In view of the strict security procedures inside prison, drug dealers need to be especially creative in hiding their drugs.  In the past, inmates and their relatives have been caught trying to smuggle drugs inside prisons.  Therefore, it is necessary for the warden and the other prison officials to keep a watchful eye over the behavior and activities of the inmates and their relatives who visit them inside prisons.  One of the more common methods of smuggling drugs in the prisons is through the help of family members, relatives and friends who hide the drugs inside their bags and pockets to be secretly given to inmates.  On the other hand, some drug dealers have sought the assistance of prison guards to be able to smuggle drugs in prisons.  For this reason, a number of prison guards have been charged and punished for their involvement in drug smuggling (“Prison Guards Suspected in Plots to Smuggle Drugs”, 2003, p.1).

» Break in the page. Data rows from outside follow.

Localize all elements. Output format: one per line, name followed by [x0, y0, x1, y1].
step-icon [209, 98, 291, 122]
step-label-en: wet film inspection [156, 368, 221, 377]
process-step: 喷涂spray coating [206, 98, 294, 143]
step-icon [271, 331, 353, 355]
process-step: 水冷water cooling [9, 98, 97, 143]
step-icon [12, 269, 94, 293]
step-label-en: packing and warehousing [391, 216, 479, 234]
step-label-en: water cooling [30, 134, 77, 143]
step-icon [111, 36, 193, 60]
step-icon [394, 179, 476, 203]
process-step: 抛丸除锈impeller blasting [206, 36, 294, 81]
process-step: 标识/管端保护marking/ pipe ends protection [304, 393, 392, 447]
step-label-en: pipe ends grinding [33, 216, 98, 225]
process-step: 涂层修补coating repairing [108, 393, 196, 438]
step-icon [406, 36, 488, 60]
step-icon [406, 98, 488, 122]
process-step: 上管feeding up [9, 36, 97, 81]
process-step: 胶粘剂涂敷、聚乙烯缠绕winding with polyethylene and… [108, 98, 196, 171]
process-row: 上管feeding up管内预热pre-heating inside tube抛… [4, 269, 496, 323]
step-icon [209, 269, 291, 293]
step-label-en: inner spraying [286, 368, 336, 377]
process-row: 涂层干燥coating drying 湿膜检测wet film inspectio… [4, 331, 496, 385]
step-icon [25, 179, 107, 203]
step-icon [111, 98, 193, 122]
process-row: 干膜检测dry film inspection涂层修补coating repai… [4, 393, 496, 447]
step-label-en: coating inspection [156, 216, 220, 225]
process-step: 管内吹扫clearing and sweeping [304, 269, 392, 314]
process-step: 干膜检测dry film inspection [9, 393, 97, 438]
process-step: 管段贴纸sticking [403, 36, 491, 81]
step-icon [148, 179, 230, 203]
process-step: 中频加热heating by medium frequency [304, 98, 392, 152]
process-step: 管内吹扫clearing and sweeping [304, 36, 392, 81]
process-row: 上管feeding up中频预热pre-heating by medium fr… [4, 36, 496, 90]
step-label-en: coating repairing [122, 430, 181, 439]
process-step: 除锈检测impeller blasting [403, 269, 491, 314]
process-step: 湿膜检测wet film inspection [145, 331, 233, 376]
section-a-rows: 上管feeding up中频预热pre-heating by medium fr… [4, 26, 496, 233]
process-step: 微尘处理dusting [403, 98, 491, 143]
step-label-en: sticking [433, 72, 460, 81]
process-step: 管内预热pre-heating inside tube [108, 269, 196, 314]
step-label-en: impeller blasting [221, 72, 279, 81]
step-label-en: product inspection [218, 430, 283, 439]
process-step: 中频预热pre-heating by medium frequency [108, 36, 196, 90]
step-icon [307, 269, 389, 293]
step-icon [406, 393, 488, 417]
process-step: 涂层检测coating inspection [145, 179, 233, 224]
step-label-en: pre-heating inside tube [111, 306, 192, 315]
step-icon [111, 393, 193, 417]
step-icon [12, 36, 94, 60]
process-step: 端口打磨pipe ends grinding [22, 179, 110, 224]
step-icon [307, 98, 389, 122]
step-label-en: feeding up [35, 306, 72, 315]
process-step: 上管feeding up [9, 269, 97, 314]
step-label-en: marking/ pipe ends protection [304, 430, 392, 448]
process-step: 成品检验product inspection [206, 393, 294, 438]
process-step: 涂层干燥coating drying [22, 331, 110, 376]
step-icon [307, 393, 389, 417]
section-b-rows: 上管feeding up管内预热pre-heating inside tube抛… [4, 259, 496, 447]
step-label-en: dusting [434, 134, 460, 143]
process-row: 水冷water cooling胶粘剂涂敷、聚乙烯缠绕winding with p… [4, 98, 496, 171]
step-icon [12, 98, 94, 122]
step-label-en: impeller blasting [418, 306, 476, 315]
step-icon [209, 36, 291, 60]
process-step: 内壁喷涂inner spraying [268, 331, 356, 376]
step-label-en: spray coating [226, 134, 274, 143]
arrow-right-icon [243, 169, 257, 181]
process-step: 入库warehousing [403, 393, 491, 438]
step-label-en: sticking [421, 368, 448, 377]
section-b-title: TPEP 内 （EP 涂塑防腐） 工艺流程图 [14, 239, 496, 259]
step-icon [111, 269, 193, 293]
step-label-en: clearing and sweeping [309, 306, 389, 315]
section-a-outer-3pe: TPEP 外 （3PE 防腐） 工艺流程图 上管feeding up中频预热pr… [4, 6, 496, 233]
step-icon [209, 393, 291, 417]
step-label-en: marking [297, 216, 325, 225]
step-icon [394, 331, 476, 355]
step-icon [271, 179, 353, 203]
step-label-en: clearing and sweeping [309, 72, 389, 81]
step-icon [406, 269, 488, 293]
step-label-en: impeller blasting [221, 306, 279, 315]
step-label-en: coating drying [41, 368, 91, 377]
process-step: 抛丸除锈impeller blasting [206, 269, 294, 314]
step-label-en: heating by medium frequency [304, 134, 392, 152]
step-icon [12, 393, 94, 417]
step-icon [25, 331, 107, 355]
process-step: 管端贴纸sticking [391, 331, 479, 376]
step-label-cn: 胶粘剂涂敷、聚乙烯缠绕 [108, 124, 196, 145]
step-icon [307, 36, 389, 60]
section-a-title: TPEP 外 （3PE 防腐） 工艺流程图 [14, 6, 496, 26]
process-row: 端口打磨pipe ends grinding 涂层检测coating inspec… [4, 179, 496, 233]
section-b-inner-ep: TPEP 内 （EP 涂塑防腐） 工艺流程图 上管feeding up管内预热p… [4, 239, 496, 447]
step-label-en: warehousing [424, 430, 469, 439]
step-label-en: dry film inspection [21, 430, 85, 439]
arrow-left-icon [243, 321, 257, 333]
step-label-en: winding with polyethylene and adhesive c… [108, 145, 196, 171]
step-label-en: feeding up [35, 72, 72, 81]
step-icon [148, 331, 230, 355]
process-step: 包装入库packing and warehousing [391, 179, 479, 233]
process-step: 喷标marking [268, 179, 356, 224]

Other methods of smuggling drugs inside prisons have also been tried and used by many inmates but with different degrees of success.  Among these methods is that in New Orleans Parish Prison, the sheriff and his deputies discovered that the friends and family relatives of inmates sneak drugs inside prisons by hiding them inside tennis balls (“Prison Inmates Use Tennis Balls To Smuggle Drugs Into New Orleans Jail,” 1999, p.1). Prison officials should therefore institute a lock-down on drugs inside prison.  If there are prison officials who are caught being bribed then they should be administratively and criminally punished.  Inmates who are known drug users and pushers should also be closely monitored. 

Since rape in prison can happen either through consent or violence it is important for prison officials to be able to isolate the consenting homosexuals from the other inmates.  Isolating them from other inmates will reduce the possibility of consensual sexual intercourse between them and the other inmates.  For those inmates who use force male rape can be avoided by having a classification system that will group inmates in several blocks. 

In conclusion, the strategies of reduction of prison overcrowding, lock-down on drugs and isolation of homosexuals and institution of inmate classification system are just some of the possible alternatives that prison officials may resort to.  It is suggested that these strategies should be done on a wider scale so that these strategies can be more effective.